The effectiveness of curative therapy for Helicobacter pylori may vary according to the geographic region and patient population, thus the efficacy of each treatment regimen should be determined according to the specific patient population. However, there is no literature available concerning the efficacy of 1 week omeprazole-amoxycillin-clarithromycin (OAC) regimens for the cure of H. pylori infection in Japan.Methods:
Helicobacter pylori-positive patients (224) with peptic ulcer disease or non-ulcer dyspepsia were randomized to receive one of three different omeprazole or lansoprazole-amoxycillin-clarithromycin (PPI/AC) regimens for 7 days: (1) OAC 20 regimen (n = 76), omeprazole (OPZ) 20 mg daily, amoxycillin (AMOX) 500 mg t.d.s. and clarithromycin (CAM) 200 mg b.d.; (2) LAC 30 regimen (n = 73), Lansoprazole (LPZ) 30 mg daily, AMOX 500 mg t.d.s. and CAM 200 mg b.d.; and (3) OPZ 40 regimen (n = 75), OPZ 20 b.d., AMOX 500 mg t.d.s. and CAM 200 mg b.d.
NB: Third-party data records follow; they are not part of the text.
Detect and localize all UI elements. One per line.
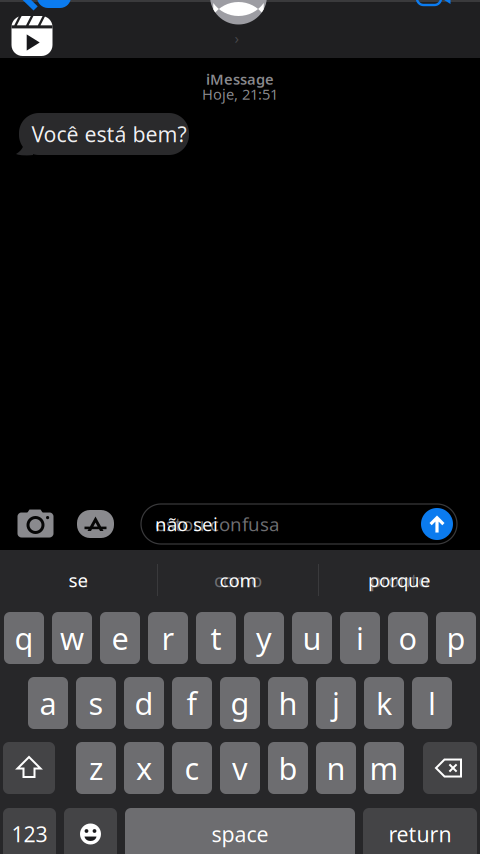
staticText: h	[278, 683, 298, 723]
button[interactable]: Video clip	[12, 16, 52, 56]
button[interactable]: Shift	[3, 742, 55, 794]
staticText: ›	[234, 28, 240, 48]
staticText: o	[398, 618, 418, 658]
staticText: t	[210, 618, 222, 658]
staticText: c	[184, 748, 200, 788]
button[interactable]: FaceTime	[417, 0, 463, 6]
button[interactable]: u	[292, 612, 332, 664]
button[interactable]: App Store	[77, 510, 114, 538]
button[interactable]: Send	[421, 508, 453, 540]
button[interactable]: w	[52, 612, 92, 664]
button[interactable]: v	[220, 742, 260, 794]
staticText: iMessage	[206, 69, 274, 89]
button[interactable]: b	[268, 742, 308, 794]
staticText: return	[388, 820, 452, 848]
staticText: y	[256, 618, 272, 658]
button[interactable]: pronto	[319, 558, 480, 602]
staticText: j	[332, 683, 340, 723]
staticText: w	[60, 618, 84, 658]
button[interactable]: space	[125, 808, 355, 854]
staticText: com	[220, 568, 256, 592]
button[interactable]: 123	[3, 808, 56, 854]
staticText: l	[428, 683, 436, 723]
staticText: v	[232, 748, 248, 788]
staticText: m	[370, 748, 398, 788]
staticText: Você está bem?	[32, 120, 186, 148]
staticText: space	[212, 820, 268, 848]
button[interactable]: d	[124, 677, 164, 729]
staticText: z	[89, 748, 103, 788]
staticText: s	[88, 683, 104, 723]
button[interactable]: Back	[14, 0, 40, 7]
staticText: não sei	[155, 512, 218, 536]
staticText: sa	[69, 568, 88, 592]
button[interactable]: Delete	[423, 742, 477, 794]
button[interactable]: z	[76, 742, 116, 794]
button[interactable]: a	[28, 677, 68, 729]
staticText: r	[162, 618, 174, 658]
button[interactable]: y	[244, 612, 284, 664]
staticText: a	[40, 683, 56, 723]
staticText: Hoje, 21:51	[202, 84, 278, 104]
staticText: q	[14, 618, 34, 658]
button[interactable]: e	[100, 612, 140, 664]
button[interactable]: Emoji	[64, 808, 117, 854]
button[interactable]: g	[220, 677, 260, 729]
staticText: porque	[368, 568, 431, 592]
button[interactable]: n	[316, 742, 356, 794]
staticText: e	[112, 618, 128, 658]
staticText: f	[186, 683, 198, 723]
button[interactable]: x	[124, 742, 164, 794]
button[interactable]: f	[172, 677, 212, 729]
staticText: pronto	[370, 568, 429, 592]
staticText: u	[302, 618, 322, 658]
button[interactable]: Camera	[14, 504, 58, 544]
staticText: b	[278, 748, 298, 788]
staticText: k	[376, 683, 392, 723]
staticText: p	[446, 618, 466, 658]
button[interactable]: p	[436, 612, 476, 664]
button[interactable]: r	[148, 612, 188, 664]
staticText: x	[136, 748, 152, 788]
button[interactable]: k	[364, 677, 404, 729]
button[interactable]: i	[340, 612, 380, 664]
button[interactable]: j	[316, 677, 356, 729]
button[interactable]: como	[158, 558, 318, 602]
button[interactable]: h	[268, 677, 308, 729]
staticText: n	[326, 748, 346, 788]
staticText: g	[230, 683, 250, 723]
staticText: 123	[12, 820, 48, 848]
staticText: se	[68, 568, 88, 592]
button[interactable]: c	[172, 742, 212, 794]
button[interactable]: return	[363, 808, 477, 854]
button[interactable]: o	[388, 612, 428, 664]
staticText: como	[214, 568, 262, 592]
button[interactable]: l	[412, 677, 452, 729]
staticText: d	[134, 683, 154, 723]
staticText: estou confusa	[155, 512, 279, 536]
button[interactable]: m	[364, 742, 404, 794]
staticText: i	[356, 618, 364, 658]
button[interactable]: q	[4, 612, 44, 664]
button[interactable]: sa	[0, 558, 157, 602]
button[interactable]: t	[196, 612, 236, 664]
button[interactable]: s	[76, 677, 116, 729]
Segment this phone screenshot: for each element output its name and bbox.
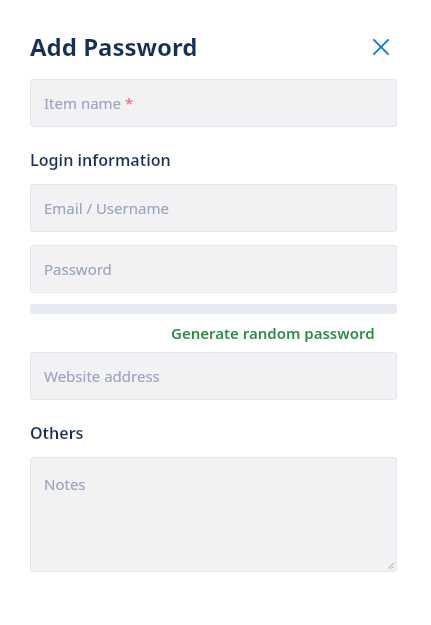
- staticText: Generate random password: [171, 323, 375, 343]
- button[interactable]: Notes: [30, 457, 397, 572]
- button[interactable]: Close: [365, 31, 397, 63]
- staticText: Email / Username: [44, 198, 169, 218]
- staticText: Website address: [44, 366, 160, 386]
- staticText: Password: [44, 259, 112, 279]
- staticText: Add Password: [30, 30, 365, 63]
- button[interactable]: Email / Username: [30, 184, 397, 232]
- staticText: Notes: [44, 474, 86, 494]
- staticText: Others: [30, 422, 84, 444]
- staticText: Item name *: [44, 93, 134, 113]
- button[interactable]: Generate random password: [169, 321, 377, 345]
- button[interactable]: Password: [30, 245, 397, 293]
- staticText: Login information: [30, 149, 171, 171]
- button[interactable]: Website address: [30, 352, 397, 400]
- button[interactable]: Item name *: [30, 79, 397, 127]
Cure of the infection was determined by the [13C]-urea breath test, 1 month after completion of the treatment.Results:
Intention-to-treat based cure rates for OAC 20, LAC 30 and OAC 40 regimens were 75.0% (95% CI, 64-84%), 82.2% (95%, CI 72-90), and 80.0% (95% CI, 69-88), respectively and perprotocol based cure rates of these regimens were 79.2% (95% CI, 68-88%), 83.3% (95%, CI 73-91), and 83.1% (95% CI, 72-91%), respectively. Adverse effects, which included diarrhoea, glossitis or skin rash, were reported by 26.1% of the patients. However, these were mild and did not affect compliance.Conclusion:
One week PPI/AC regimens for H. pylori infection with smaller proton pump inhibitors and antimicrobial dosages compared to regimens used in Western countries were revealed to provide sufficient cure rate (more than 80% by ITT analysis) with mild adverse effects in the Japanese population.